We almost had two babies again, but D and I had to say no. It was really hard, but I believe it was for the best. As it turns out, the forever baby that we missed by a few minutes went to another family I know. A week later, they messaged me asking if I was interested in taking him because they were having a hard time with the kids they had. I was so excited! Then they messaged again two days later saying that they had jumped the gun and weren’t sure they could part with him and needed more time. That really, really sucked, but I didn’t want to pressure them. I wanted them to feel like they were making the right decision for their family without any outside pressure at all. So I waited, and eventually they messaged again saying they really didn’t think they could keep him. I went to meet him and hear his whole story, and now I understand why. The case isn’t nearly as cut-and-dry as I had been led to believe. The foster mom even told me that if it was going straight to adoption, they would be keeping him. D and I talked about how we really just want to adopt, and we can’t handle any more of the long, drawn out waits and the uncertainty and the messiness of foster care when our primary goal is to adopt. We’ve been through so much heartbreak, and there are already too many people fighting over this baby, and we already have a little baby who I love more than anything and who very well might go home, maybe even on my 40th birthday.
So we said no to baby #2, and I immediately felt like it was the right decision. I can spend more time with B, and enjoy the time I spend with her. I can put all of my energy into our private adoption and my health and my job. It’s interesting, because I’ve been trying really hard to make more connections in the foster care community in order to build my “village”, and there are so, so, so many people who have secondary infertility who are trying to adopt through foster care. And a lot of them are getting frustrated and giving up. I’m realizing it’s not THAT different than domestic infant adoption, where the newborns and infants are fought over by so many families who want them, except in each case there’s usually bio family also fighting for them. I’m tired of that fight. If I had known this back when my mom died and I inherited enough money to adopt, I probably would have just put that money toward surrogacy and avoided this whole mess.
As far as my health – I had to go to the doctor to get a signed letter saying that I’m healthy to adopt. Obviously that’s not an issue, since I’m as healthy as a horse (where in the world did that saying come from?), but while I was there I mentioned this hip pain I’ve been having for the last few months that makes it really hard to sit cross-legged (or criss-cross applesauce, as the kids say these days, which is much less offensive than what we said when I was a kid). I guess that means that I’m as healthy as a lame horse. Anyway, I LOVE sitting cross-legged. I don’t care if it’s not appropriate, it is by far the most comfortable way for me to sit, and not being able to do that because of hip pain is really frustrating. So my doctor is sending me to physical therapy and I’m SO excited!
D has been gone the last five days, and I have been super annoyed with him because he didn’t do ANYTHING to try to make it smoother for me while he was gone, and it has honestly been really hard to take care of a 4-week-old foster kid and work full time while the air outside is so disgusting I feel like I shouldn’t go out. I’m grateful that he’ll be home tonight, but now I feel like I need a vacation.
And our private adoption is coming along at a snail’s pace. It’s driving me a bit nuts. Every time I think I’ve just about finished all the paperwork, I find out there’s one more thing. This time, it’s a signed, dated, and NOTARIZED statement by D about his DUI. I’m going to have to closely supervise him in order to make sure he gets it done, which neither of us will enjoy, but if I don’t, nothing will get done. Argh. I’m so ready to be done and waiting for a match. I’m really concerned that there will never be a match, but I’ll be super happy to just be done with paperwork.

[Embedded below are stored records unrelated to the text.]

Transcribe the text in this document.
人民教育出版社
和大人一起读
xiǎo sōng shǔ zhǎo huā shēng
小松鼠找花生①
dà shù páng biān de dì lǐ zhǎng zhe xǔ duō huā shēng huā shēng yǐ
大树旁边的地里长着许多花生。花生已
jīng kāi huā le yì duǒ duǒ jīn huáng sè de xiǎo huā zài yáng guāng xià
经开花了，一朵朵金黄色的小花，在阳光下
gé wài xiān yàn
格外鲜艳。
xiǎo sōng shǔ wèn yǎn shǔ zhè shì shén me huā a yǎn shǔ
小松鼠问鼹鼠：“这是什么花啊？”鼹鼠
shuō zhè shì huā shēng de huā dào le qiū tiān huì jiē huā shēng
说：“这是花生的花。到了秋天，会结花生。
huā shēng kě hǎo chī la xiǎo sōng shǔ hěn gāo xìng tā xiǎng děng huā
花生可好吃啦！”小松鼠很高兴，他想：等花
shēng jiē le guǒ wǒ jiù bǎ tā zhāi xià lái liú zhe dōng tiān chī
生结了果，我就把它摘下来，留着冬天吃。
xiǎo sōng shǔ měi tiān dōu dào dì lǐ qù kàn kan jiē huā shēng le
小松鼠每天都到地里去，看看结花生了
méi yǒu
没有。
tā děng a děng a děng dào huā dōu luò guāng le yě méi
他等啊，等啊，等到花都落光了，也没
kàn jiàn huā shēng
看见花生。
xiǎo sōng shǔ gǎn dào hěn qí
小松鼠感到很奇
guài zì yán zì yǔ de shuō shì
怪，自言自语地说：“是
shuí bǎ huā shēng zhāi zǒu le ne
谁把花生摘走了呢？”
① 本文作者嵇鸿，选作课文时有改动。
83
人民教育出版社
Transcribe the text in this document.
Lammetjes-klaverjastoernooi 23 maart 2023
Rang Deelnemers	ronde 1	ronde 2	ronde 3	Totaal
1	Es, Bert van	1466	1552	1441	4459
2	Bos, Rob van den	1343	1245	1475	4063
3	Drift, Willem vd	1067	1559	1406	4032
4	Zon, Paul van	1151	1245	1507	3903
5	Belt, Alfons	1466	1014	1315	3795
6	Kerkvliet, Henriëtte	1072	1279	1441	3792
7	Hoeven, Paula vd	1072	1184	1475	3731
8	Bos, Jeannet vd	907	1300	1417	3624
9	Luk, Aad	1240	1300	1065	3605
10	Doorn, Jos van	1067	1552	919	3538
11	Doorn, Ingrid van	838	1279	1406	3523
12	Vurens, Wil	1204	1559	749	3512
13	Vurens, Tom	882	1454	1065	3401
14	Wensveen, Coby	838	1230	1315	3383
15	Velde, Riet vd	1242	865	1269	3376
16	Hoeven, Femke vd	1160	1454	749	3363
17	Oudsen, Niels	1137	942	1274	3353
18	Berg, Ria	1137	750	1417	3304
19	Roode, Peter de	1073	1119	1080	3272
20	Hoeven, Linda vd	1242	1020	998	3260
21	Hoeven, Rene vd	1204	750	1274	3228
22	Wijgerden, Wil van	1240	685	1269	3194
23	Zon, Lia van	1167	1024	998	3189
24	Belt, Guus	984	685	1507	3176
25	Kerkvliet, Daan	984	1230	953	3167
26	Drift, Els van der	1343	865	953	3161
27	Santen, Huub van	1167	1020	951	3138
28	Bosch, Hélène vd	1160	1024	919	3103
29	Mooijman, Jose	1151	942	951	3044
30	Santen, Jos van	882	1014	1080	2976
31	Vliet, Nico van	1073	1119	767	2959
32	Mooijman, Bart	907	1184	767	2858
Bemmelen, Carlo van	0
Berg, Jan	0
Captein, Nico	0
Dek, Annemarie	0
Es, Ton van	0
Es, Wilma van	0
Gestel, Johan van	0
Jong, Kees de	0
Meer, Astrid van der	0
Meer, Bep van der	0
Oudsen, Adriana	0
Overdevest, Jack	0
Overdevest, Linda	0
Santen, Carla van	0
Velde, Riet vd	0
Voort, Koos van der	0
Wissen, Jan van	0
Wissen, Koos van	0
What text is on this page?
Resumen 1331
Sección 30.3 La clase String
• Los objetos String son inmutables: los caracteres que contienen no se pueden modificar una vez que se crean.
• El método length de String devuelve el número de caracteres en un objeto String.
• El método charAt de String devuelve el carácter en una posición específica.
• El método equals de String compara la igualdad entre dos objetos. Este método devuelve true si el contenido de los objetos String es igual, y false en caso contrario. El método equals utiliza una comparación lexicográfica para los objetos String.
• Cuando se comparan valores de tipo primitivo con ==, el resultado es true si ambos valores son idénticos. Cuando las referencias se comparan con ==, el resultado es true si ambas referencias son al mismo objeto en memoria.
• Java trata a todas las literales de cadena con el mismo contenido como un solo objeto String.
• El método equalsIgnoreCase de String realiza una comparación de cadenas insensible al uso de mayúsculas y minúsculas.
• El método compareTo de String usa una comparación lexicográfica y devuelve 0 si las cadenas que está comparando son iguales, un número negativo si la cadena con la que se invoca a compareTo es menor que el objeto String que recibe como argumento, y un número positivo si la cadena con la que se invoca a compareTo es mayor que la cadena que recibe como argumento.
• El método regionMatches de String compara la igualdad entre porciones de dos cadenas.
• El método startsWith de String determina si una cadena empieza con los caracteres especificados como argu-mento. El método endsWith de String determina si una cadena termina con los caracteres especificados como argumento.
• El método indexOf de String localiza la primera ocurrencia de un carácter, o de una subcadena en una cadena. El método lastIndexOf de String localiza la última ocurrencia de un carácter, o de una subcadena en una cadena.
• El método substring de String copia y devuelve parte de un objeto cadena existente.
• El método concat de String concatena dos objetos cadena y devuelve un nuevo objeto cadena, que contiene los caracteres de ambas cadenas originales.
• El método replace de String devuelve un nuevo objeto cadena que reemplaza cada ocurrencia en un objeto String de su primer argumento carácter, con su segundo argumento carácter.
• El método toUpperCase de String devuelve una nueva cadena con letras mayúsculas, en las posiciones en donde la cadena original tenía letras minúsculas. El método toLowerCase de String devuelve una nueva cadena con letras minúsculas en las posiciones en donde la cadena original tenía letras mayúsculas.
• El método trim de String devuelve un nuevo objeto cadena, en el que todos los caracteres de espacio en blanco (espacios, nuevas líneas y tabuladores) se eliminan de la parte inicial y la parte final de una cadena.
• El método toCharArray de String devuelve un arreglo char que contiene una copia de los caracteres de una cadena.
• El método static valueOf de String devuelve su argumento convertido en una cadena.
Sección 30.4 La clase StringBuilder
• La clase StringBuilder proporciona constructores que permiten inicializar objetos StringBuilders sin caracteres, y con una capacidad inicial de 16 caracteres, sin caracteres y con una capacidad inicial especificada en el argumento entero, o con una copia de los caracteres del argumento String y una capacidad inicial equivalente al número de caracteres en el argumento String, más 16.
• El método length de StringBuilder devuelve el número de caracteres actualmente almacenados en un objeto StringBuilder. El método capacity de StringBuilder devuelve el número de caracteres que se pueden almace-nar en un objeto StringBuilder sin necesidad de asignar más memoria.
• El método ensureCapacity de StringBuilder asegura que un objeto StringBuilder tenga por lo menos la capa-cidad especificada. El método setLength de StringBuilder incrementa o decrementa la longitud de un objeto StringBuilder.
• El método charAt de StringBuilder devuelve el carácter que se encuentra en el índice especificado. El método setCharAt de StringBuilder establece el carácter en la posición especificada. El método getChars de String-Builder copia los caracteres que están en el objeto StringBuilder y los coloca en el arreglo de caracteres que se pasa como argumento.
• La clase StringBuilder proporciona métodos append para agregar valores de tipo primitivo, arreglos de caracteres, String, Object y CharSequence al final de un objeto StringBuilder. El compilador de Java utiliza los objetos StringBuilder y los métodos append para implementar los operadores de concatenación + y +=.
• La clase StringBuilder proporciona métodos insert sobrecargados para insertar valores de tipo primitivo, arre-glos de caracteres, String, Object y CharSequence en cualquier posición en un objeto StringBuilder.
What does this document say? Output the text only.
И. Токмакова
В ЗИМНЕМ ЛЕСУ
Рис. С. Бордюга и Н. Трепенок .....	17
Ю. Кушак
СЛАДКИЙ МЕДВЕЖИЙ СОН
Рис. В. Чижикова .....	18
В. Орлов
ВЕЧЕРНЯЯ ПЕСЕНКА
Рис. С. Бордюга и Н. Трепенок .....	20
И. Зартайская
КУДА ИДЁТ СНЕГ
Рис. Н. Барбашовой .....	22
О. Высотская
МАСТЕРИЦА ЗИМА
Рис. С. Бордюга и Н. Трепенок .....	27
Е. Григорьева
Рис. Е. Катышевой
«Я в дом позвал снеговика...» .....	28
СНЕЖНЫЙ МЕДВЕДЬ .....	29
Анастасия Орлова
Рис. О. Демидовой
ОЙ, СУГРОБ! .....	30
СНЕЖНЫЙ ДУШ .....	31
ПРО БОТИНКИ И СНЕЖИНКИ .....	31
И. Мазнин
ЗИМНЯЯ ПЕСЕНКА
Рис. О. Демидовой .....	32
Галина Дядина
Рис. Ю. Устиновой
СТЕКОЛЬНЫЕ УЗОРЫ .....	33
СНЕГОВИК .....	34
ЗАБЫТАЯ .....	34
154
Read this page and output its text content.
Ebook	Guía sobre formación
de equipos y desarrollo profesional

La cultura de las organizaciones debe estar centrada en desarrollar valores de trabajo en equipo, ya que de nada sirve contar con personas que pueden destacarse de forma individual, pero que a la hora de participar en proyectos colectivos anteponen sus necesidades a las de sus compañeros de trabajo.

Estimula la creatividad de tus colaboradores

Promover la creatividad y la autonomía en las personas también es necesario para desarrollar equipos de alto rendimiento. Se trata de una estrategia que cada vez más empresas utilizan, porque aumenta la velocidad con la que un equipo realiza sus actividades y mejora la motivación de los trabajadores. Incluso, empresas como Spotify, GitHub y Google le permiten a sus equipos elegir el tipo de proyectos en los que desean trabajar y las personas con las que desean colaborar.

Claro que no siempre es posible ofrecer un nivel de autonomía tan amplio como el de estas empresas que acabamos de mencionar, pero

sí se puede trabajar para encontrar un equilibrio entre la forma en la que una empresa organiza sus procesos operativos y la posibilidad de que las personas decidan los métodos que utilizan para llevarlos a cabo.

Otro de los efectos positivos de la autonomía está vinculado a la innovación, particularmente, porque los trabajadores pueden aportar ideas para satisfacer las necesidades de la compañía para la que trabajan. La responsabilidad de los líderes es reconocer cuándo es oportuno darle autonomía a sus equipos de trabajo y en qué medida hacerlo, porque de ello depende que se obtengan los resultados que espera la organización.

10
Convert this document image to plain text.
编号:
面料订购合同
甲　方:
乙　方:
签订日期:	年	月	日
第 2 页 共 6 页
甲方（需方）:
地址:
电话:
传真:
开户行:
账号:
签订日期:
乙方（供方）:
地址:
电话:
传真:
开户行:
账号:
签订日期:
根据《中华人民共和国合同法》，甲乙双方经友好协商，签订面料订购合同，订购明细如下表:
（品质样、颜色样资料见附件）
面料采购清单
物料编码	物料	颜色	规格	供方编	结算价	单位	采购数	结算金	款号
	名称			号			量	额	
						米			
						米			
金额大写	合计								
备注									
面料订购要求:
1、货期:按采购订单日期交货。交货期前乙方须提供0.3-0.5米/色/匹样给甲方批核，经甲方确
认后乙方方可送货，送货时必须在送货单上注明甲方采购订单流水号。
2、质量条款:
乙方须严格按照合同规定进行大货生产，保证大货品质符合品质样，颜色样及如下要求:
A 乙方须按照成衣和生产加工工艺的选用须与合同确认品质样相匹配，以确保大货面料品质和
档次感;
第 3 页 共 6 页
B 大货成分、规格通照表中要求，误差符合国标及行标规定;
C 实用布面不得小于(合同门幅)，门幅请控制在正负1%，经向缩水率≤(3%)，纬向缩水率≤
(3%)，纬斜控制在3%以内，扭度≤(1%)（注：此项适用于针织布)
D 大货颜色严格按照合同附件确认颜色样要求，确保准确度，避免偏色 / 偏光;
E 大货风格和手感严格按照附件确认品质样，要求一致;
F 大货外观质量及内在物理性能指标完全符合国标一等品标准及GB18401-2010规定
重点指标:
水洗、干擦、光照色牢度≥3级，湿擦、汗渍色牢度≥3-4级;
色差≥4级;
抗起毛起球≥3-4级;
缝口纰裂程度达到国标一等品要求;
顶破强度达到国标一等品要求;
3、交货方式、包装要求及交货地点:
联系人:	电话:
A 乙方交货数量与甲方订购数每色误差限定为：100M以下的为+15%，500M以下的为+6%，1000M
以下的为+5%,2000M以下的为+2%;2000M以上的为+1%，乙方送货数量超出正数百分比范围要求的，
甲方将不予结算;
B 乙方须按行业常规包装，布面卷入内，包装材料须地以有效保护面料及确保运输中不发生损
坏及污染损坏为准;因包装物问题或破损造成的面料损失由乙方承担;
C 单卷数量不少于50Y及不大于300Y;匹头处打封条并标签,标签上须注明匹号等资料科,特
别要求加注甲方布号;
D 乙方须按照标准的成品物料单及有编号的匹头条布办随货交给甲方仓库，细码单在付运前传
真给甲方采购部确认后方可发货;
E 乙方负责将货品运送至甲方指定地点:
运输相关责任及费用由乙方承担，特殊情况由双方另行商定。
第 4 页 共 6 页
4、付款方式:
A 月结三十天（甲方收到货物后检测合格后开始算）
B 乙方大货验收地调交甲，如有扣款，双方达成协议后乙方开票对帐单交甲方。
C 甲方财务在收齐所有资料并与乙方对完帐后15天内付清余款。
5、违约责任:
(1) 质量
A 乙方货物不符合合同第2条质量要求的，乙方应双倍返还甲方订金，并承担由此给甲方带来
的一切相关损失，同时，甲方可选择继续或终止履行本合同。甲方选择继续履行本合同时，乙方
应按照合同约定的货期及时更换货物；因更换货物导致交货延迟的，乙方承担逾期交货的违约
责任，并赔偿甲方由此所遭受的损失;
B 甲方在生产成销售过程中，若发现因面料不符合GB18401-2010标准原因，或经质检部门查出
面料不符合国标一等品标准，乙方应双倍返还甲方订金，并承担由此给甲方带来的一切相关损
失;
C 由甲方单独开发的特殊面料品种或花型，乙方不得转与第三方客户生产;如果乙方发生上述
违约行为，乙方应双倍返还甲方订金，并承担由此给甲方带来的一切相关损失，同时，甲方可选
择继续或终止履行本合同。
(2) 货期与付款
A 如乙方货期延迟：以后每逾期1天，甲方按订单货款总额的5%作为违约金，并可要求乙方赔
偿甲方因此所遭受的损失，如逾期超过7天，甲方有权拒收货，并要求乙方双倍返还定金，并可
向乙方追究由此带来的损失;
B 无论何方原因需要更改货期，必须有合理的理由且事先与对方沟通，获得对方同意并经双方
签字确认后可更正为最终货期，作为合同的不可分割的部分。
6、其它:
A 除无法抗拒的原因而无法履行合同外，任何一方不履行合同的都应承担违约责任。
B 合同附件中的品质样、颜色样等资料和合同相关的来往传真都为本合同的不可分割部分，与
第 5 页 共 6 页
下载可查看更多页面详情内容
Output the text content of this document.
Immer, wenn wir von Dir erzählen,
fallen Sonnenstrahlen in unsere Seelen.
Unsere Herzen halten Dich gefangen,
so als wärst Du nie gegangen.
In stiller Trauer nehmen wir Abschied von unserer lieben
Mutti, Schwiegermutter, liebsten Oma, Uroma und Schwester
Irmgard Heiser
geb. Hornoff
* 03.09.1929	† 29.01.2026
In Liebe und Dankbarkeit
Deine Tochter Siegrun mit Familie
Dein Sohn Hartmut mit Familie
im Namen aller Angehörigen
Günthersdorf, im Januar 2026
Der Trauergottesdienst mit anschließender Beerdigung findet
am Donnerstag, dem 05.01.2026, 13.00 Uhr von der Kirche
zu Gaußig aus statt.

And last but not least, I was sure that my beloved cat’s time was near. I’ve had him for 16 years, when he was about 1-2 years old. I love this cat. I know I’ve written about him before, but he’s seriously the best cat on the planet. He’s sweet, cuddly, never bites or scratches, doesn’t run away from kids, and really just wants to sit by me and purr. He’s been getting so stiff and losing so much weight, and I’ve been so worried and I took him to the vet, and she looked worried, and said his arthritis was really bad, and then she suggested a painkiller and some joint support medication, and within 3 days he was back to his old self, with quite the spring in his step. He’s still old and skinny and not cured of arthritis but he’s obviously feeling SO MUCH BETTER, and it makes me happy.